The Gas Market July 2019

Gas is a vital part of the electricity generation market and as such it helps to determine electricity price on the east coast.

Prices in the eastern states have soared in recent years since the region was linked into the Asian LNG market through Queensland’s export plants, which have trebled demand for gas on the east coast.

Gas prices lifted into the back end of May as the cold snap came through, however overall May prices were lower than April. This is most likely the result of the conclusion of Longford gas plant maintenance combined with a very late end to summer.

Gas prices in the Brisbane Short Term Trading Market (STTM) were marginally higher in Q219 relative to Q218, averaging $8.72/GJ. There was no material change in volumes traded through the STTM.

Sydney Q219 average STTM price was $9.79/GJ, which was $1.26/GJ higher than the Q218 average price. Prices during Q219 were highest at the beginning of the month.

Adelaide Q219 average STTM price was $10.45/GJ which was $2.29/GJ higher than the Q218 average price. Sustained higher prices as well as a spike during June contributed to the higher average price.

Victoria Q219 average gas price was $9.54/GJ which was $1.36/GJ higher than the Q218 average price. Prices were higher earlier in the quarter, then converged in May. In late June gas prices softened, potentially on the back of less demand from electricity generators due to high wind.

Increasing oversupply in the LNG market has put pressure on the pricing formula typically used in Asian long-term contracts that links the price to crude oil. While this may not be favourable for LNG exporters it is good news for the east coast gas market, resulting in LNG projects pushing their uncontracted coal seam production into domestic markets.

The latest data assembled by independent analyst EnergyQuest shows that Queensland’s LNG exporters are no longer taking in gas from other states. The report indicates that the exporters are strategically avoiding the currently depressed spot market for LNG, leaving them free to sustain east coast demand while meeting their contracted obligations.

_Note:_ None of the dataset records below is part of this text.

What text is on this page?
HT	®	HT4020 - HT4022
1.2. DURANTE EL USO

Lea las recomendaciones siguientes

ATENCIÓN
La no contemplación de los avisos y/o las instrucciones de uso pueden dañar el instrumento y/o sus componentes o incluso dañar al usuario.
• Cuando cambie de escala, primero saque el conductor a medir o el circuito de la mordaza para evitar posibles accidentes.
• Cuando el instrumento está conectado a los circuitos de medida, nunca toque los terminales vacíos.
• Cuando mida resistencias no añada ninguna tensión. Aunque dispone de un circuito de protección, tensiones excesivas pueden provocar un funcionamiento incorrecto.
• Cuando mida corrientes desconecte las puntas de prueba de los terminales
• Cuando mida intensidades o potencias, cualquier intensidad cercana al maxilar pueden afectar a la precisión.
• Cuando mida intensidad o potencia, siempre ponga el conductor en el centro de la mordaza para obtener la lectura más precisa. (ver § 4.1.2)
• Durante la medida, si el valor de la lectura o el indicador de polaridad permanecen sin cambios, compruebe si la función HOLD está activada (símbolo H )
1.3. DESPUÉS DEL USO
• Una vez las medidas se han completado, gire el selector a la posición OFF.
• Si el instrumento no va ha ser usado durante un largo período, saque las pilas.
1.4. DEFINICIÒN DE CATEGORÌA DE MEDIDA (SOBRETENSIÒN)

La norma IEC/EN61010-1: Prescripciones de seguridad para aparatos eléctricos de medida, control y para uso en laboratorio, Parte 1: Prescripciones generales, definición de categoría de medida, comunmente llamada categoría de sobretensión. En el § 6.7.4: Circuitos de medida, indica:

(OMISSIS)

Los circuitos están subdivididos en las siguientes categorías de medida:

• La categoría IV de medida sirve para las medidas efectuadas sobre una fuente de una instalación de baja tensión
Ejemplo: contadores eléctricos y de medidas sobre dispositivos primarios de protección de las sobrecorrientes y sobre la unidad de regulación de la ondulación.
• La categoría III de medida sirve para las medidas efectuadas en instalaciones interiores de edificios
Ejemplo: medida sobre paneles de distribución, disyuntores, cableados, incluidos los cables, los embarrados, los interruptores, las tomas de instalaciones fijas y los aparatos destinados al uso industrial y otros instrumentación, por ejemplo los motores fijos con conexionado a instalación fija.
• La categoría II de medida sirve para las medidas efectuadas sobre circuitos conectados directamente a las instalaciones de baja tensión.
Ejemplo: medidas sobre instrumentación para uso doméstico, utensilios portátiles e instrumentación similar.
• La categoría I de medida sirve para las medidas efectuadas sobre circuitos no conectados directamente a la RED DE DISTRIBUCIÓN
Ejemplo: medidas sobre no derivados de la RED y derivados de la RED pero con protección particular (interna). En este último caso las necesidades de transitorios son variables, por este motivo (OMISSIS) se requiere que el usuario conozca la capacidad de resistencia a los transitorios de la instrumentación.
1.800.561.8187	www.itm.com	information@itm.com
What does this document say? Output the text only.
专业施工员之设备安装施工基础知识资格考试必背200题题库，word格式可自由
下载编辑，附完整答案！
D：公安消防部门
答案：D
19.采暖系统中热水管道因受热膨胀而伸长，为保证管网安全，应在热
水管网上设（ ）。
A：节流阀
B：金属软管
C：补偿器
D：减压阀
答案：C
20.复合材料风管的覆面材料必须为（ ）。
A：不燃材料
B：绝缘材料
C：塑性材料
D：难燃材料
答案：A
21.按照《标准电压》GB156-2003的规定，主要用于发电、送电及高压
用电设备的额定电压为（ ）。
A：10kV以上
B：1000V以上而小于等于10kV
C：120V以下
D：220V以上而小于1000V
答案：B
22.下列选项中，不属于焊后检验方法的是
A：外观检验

Despite ongoing reforms, the east coast gas market is still in a bind, a new gas report by the Australian Competition and Consumer Commission has found. “Progress has been made on repairing it, but it is not fixed,” ACCC chairman Rod Sims said. “The market is still too short of gas and still too tight.”

The ACCC’s Gas Inquiry 2017-20 Interim Report for April 2018 found that while supply conditions and prices have improved since the ACCC forecast a massive gas shortfall of up to 108 petajoules in its last major gas report and prices peaked at $20 a gigajoule early last year, the gas supply market still lacks pricing transparency.

AEMO also called on New South Wales and Victoria to develop existing gas reserves and recommended increasing gas pipeline capacity from Queensland to reduce potential shortages. AEMO went further to blame the potential shortages on New South Wales and Victoria’s ban on gas exploration, and declining Victorian offshore gas fields production.